Oleh: Yayat Supriyatna
Manajer Pendidikan SIT. Asy – Syifa Qolbu
Keberadaan kurikulum seperti menu makanan, ia akan membuat pikiran, perasaan, sikap, dan perilaku peserta didik bisa sehat atau sakit. Namun jauh lebih penting dan mendesak adalah, alat dan cara (metode dan model) guru dalam memasak dan menyajikannya. Bisakah seorang guru memilah dan memilih mana dari kurikulum itu yang sesuai dengan kebutuhan peserta didiknya. Langkah selanjutnya adalah, seperti apa cara menyajikannya? Cara menyajikan (baca: metode dan model) akan berpengaruh pada antusiasme peserta didik dalam melahapnya. Kemudian, suasananya (lingkungan belajar) seperti apa yang bisa menyenangkan dan menggairahkannya. Dari itu semua yang perlu kita perhatikan adalah keberadaan jiwa para guru. Jiwa yang penuh cinta akan mengeluarkan seluruh enrginya untuk kemajuan Pendidikan. CINTA adalah kunci profesionalitas.
Dari asumsi diatas, keberadaan kurikulum memang penting, namun jauh lebih penting adalah metode, model, dan pendekatan apa yang digunakannya. Metode, model, dan pendekatan memang penting, namun jauh lebih penting adalah keberadaan gurunya seperti apa? Dan keberadaan guru memang penting, namun jauh lebih penting dan mendesak adalah keberadaan jiwa gurunya.

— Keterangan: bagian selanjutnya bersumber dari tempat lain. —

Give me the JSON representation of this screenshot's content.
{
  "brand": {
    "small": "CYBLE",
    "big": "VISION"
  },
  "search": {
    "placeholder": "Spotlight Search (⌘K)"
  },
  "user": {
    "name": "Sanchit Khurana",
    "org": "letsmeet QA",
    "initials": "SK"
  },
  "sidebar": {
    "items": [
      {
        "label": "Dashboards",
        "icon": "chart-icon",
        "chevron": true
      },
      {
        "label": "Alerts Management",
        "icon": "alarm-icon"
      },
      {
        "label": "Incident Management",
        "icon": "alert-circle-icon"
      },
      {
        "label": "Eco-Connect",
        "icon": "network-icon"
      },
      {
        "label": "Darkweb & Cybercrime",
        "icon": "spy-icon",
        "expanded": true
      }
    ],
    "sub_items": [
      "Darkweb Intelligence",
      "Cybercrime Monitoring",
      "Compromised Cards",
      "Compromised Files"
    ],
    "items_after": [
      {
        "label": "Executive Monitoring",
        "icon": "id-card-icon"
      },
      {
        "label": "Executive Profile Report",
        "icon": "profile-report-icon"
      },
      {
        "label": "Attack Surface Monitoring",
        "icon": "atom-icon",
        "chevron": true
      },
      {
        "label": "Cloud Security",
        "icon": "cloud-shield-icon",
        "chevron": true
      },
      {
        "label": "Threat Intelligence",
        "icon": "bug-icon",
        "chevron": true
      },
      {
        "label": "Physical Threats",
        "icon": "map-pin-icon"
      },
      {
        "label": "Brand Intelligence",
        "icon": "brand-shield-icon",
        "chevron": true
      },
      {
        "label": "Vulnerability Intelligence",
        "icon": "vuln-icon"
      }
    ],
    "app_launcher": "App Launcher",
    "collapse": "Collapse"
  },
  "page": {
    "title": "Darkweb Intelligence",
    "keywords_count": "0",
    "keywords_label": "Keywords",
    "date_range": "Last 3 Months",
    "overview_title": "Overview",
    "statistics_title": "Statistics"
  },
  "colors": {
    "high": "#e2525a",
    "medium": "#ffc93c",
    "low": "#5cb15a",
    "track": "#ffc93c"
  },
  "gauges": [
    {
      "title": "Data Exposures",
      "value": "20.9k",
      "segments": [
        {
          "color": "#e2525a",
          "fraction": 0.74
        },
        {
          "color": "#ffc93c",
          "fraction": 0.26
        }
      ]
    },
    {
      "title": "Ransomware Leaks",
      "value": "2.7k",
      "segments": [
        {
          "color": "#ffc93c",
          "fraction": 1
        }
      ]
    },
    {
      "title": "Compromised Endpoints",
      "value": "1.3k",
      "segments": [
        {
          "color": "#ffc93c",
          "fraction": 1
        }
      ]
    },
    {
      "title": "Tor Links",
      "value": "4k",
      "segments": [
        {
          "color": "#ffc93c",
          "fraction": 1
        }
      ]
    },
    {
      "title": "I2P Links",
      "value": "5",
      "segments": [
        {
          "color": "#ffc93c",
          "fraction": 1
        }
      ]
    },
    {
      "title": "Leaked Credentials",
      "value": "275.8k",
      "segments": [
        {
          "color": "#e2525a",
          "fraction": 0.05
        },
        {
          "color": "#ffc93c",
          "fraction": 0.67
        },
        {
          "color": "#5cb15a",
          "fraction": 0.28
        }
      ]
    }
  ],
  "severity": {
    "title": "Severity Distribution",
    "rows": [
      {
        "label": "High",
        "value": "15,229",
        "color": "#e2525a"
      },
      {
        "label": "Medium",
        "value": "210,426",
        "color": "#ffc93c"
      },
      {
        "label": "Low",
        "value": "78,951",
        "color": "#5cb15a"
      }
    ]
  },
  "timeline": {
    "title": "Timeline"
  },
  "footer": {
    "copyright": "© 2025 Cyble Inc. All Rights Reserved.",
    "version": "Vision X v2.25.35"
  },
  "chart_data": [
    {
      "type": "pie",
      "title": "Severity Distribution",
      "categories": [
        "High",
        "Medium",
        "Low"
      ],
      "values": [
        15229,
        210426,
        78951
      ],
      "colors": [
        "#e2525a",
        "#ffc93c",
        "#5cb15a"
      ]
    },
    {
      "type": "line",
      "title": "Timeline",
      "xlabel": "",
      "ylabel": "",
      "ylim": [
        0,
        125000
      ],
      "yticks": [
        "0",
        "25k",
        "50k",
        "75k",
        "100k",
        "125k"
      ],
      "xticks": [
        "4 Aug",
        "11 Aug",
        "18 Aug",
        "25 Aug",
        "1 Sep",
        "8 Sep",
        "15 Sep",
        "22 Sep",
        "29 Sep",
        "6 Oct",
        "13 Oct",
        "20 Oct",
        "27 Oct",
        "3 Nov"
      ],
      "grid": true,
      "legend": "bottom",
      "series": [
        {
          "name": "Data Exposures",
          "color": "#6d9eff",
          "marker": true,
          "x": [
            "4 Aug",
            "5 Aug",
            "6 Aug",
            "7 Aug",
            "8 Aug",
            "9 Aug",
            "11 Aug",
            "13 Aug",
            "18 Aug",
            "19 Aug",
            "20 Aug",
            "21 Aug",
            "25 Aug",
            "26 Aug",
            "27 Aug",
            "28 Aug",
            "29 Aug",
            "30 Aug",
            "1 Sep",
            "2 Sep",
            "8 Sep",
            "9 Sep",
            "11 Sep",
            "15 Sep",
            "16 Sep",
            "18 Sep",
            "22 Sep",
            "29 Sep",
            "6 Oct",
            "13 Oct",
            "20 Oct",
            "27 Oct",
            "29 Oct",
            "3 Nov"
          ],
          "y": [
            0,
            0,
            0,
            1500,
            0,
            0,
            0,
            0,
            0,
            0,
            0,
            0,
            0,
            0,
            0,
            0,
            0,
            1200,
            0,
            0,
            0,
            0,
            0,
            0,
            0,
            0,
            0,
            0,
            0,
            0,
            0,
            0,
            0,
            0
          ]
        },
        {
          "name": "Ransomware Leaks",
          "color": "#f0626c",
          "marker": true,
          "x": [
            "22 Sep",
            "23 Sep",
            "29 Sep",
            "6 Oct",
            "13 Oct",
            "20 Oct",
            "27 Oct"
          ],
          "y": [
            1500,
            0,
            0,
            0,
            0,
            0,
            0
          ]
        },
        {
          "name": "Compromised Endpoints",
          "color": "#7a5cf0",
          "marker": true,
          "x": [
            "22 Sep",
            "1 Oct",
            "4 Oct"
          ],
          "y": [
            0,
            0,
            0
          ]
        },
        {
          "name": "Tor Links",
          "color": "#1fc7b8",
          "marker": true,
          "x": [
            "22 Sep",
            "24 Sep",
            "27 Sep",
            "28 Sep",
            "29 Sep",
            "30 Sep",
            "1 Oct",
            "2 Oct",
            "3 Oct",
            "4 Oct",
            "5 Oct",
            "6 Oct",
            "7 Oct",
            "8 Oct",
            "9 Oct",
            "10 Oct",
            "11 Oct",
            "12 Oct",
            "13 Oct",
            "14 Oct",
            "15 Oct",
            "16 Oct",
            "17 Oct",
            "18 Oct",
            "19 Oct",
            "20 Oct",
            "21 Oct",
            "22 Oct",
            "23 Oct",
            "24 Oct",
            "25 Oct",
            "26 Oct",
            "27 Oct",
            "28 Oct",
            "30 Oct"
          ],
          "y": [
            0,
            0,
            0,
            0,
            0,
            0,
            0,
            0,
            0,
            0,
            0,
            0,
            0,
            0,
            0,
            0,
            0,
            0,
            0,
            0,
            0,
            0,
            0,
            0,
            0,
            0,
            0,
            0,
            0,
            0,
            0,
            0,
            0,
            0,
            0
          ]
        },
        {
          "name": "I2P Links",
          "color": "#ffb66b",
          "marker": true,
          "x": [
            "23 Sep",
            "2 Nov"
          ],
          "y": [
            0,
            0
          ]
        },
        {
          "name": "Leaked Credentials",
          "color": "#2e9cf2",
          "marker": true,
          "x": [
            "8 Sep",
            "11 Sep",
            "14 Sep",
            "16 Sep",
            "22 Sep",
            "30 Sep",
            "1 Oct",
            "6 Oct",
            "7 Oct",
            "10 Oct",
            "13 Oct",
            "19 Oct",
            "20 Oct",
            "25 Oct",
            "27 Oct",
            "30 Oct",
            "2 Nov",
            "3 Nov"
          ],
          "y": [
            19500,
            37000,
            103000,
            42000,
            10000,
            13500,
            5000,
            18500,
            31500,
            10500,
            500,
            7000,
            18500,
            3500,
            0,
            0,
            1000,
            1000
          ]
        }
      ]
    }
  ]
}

Keberadaan jiwa guru ditentukan oleh dua hal: pertama, Nilai apa dan seperti apa yang mengendap didalam jiwanya, hingga dengan nilai itu terbentuk identitas kesejatiannya dan dengan nilai itu ia tahu arah dan langkah yang harus dipilih dan diayunkannya. Nilai yang akan melahirkan kesadaran diri terdalam dan terluas hingga ia tahu peran dan fungsinya
Kedua, jiwa seseorang akan terpengaruh oleh keadaan lingkungan. Seperti apa kepedulian pemerintah terhadap keberadaan guru? Besar atau kecilnya kepedulian akan sangat berpengaruh bagi keberadaan jiwanya.
Keberadaan jiwa berkaitan dengan pikiran dan perasaan. Dua keadaan ini akan berpengaruh pada ucapan, sikap dan tindakan. Bagaimana pikiran dan perasaan guru focus pada pekerjaannya? Untuk menjawabnya adalah, bagaimana dan seperti apa pemerintah memperhatikan kesejahteraannya. Dilema moral seringkali menghinggapi guru. Satu sisi ia harus bekerja seprofesional mungkin, dilain sisi ia dituntut untuk memenuhi kebutuhan dasarnya. Tarik – menarik focus inilah yang membuat ketidakseimbangan jiwa guru. Akhirnya layanan Pendidikan dijalankan seadanya.
Setiap pergantian Menteri, para pendidik sudah mencurigai bakal ada perubahan atau pergantian kurikulum. Yang akan berdampak pada perubahan administrasi yang membosankan dan menyebalkan. Belum tuntas rasanya kita salaku pendidik memahami dan menjalankan Kurikulum Merdeka, kini kita dihadapkan pada rasa was – was akan adanya perubahan atau pergantian.
Kurikulum sehebat apapun kalau berada ditangan guru yang lemah, akan melemahkan Pendidikan. Sebaliknya, kurikulum yang apa adanya namun berada ditangan guru yang kuat, akan menguatkan Pendidikan. Kami berharap, Bapak Mentri yang baru lebih focus pada peningkatan kualitas guru dan kuantitas kesejahteraannya. Bangsa yang mulia dan terhormat adalah bangsa yang memuliakan dan menghormati gurunya.